Kate adds that reviewing portion sizes can drastically reduce food waste, which will not only decrease the amount to be collected but also cuts produce costs. That might not necessarily involve making everything smaller, but giving customers options such as whether they want that second slice of toast, or one poached egg instead of two.

Due to the current economic climate, a lot of consumers are looking for ways to cut costs. Kate says customers are seeking out ways to save money, so offering discounts for using a reusable for coffee or food is a great way to encourage sustainable behaviours.

Over the past few years, Veneziano has worked in collaboration with several of its wholesale partners to introduce Simply Cup recycle streams at cafés across the country in a bid to reduce single-use waste. To date, the roaster has helped to recycle over 50,000 single-use coffee cups.

Madera Northcote in Melbourne is one such café. When Owner Pete Widdows established a coffee bar within his brother’s carpentry shop in 2021, sustainability was already at the heart of the business that made custom furniture from upcycled wood (‘Madera’ translates to ‘wood’ in Spanish). Looking for a roasting partner to supply the café, Veneziano was the clear choice for Pete.

“From my first conversation with the team at Veneziano I knew they were going to be as helpful as possible,” says Pete.

“I wanted to work with a roaster that put sustainability at the forefront, and Veneziano’s resources have helped Madera to achieve its own sustainability goals. If I have an idea or need advice on something, they’ve always got sound knowledge.”

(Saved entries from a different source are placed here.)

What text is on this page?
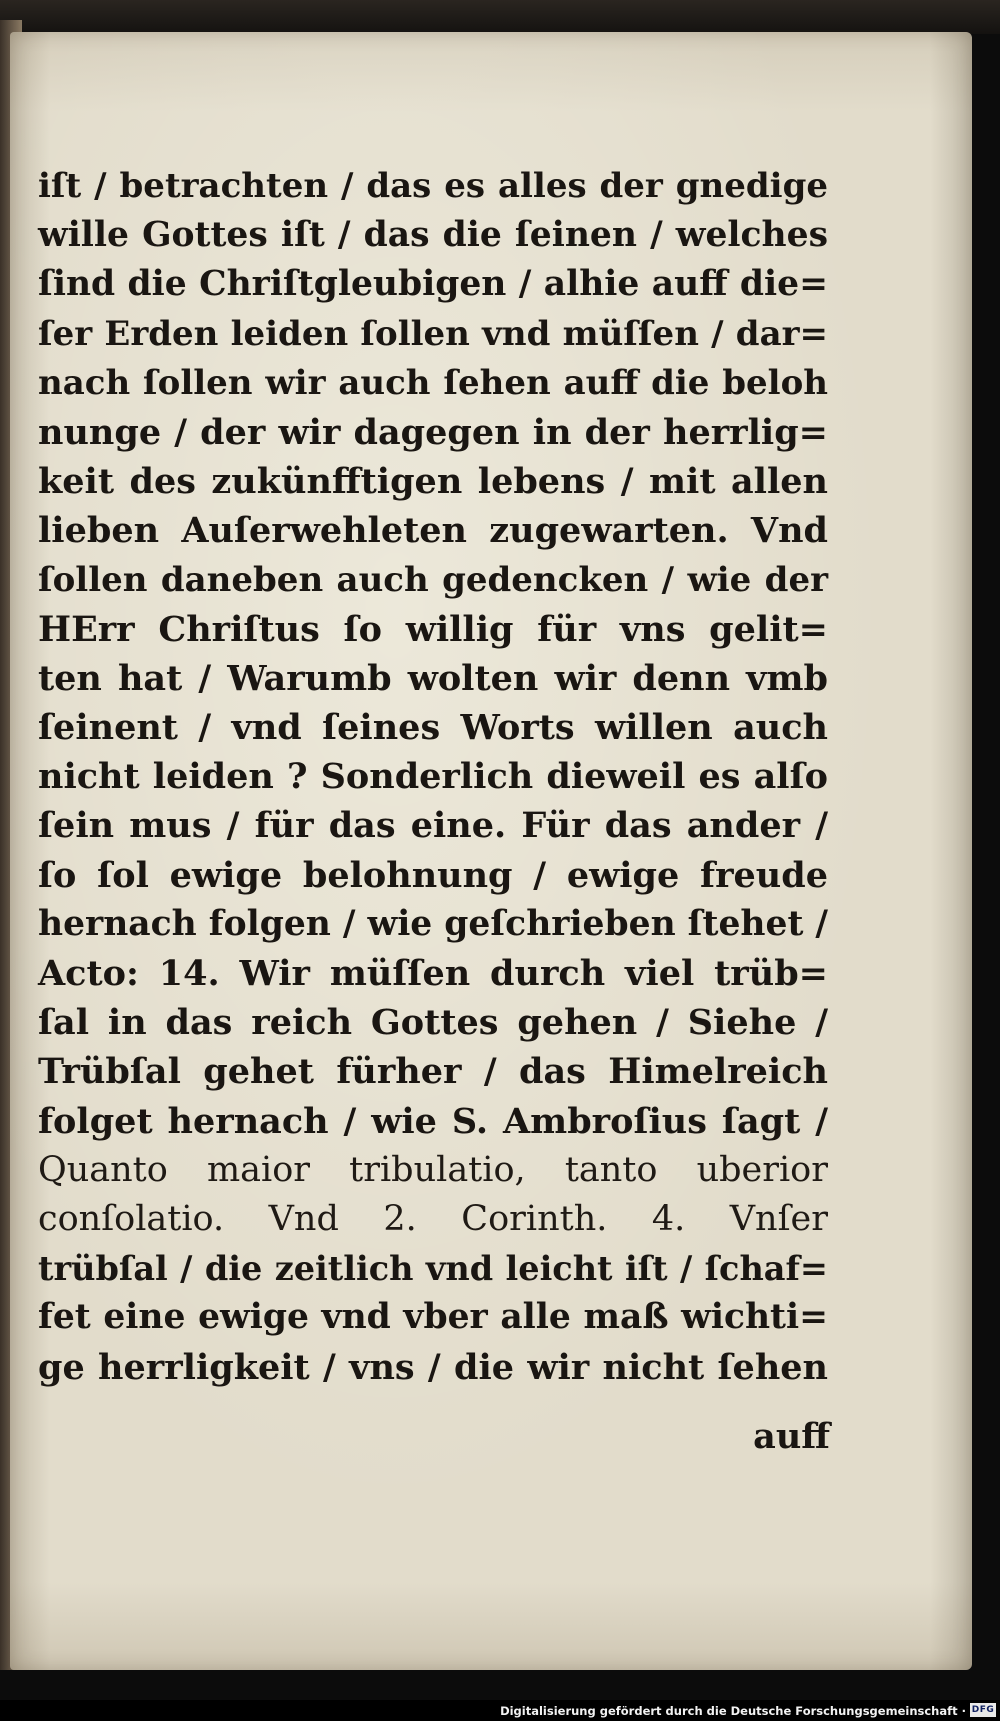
iſt / betrachten / das es alles der gnedige
wille Gottes iſt / das die ſeinen / welches
ſind die Chriſtgleubigen / alhie auff die=
ſer Erden leiden ſollen vnd müſſen / dar=
nach ſollen wir auch ſehen auff die beloh
nunge / der wir dagegen in der herrlig=
keit des zukünfftigen lebens / mit allen
lieben Auſerwehleten zugewarten. Vnd
ſollen daneben auch gedencken / wie der
HErr Chriſtus ſo willig für vns gelit=
ten hat / Warumb wolten wir denn vmb
ſeinent / vnd ſeines Worts willen auch
nicht leiden ? Sonderlich dieweil es alſo
ſein mus / für das eine. Für das ander /
ſo ſol ewige belohnung / ewige freude
hernach folgen / wie geſchrieben ſtehet /
Acto: 14. Wir müſſen durch viel trüb=
ſal in das reich Gottes gehen / Siehe /
Trübſal gehet fürher / das Himelreich
folget hernach / wie S. Ambroſius ſagt /
Quanto maior tribulatio, tanto uberior
conſolatio. Vnd 2. Corinth. 4. Vnſer
trübſal / die zeitlich vnd leicht iſt / ſchaf=
fet eine ewige vnd vber alle maß wichti=
ge herrligkeit / vns / die wir nicht ſehen
auff
Digitalisierung gefördert durch die Deutsche Forschungsgemeinschaft · DFG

The coffee shop is located just across the creek from CERES community environment park, so the local community is very supportive of Pete’s eco initiatives. As it opened during lockdown, at first it had to use single-use takeaway cups, but Pete approached the team at Veneziano for a solution that would align with Madera’s values.

“I told them I wanted to keep buying compostable cups from them, but we needed to find a way to dispose of them properly,” says Pete.

Veneziano helped Pete and team find the answer, which was adopting the Simply Cup scheme that provides a recycling station for both standard and compostable disposable coffee cups. Once the cups are collected, they’re used to make eco products such as environmentally friendly asphalt and concrete.

“In order to introduce these sustainable changes, we needed to raise the prices but didn’t want to pass on the additional costs to everyone that drank coffee – whether they used a reusable cup or not. We came up with the idea to add a 50c surcharge for each single-use cup,” he says.

“It’s worked amazing well. The local community have wholly embraced it and lots of customers have switched to reusables. In the past year, we’ve ordered far fewer compostable cups despite being significantly busier.”

Nick and Kate say Veneziano is committed to continue working alongside its café partners to find bespoke sustainable solutions for their setups, and believe that doing good for others only benefits business.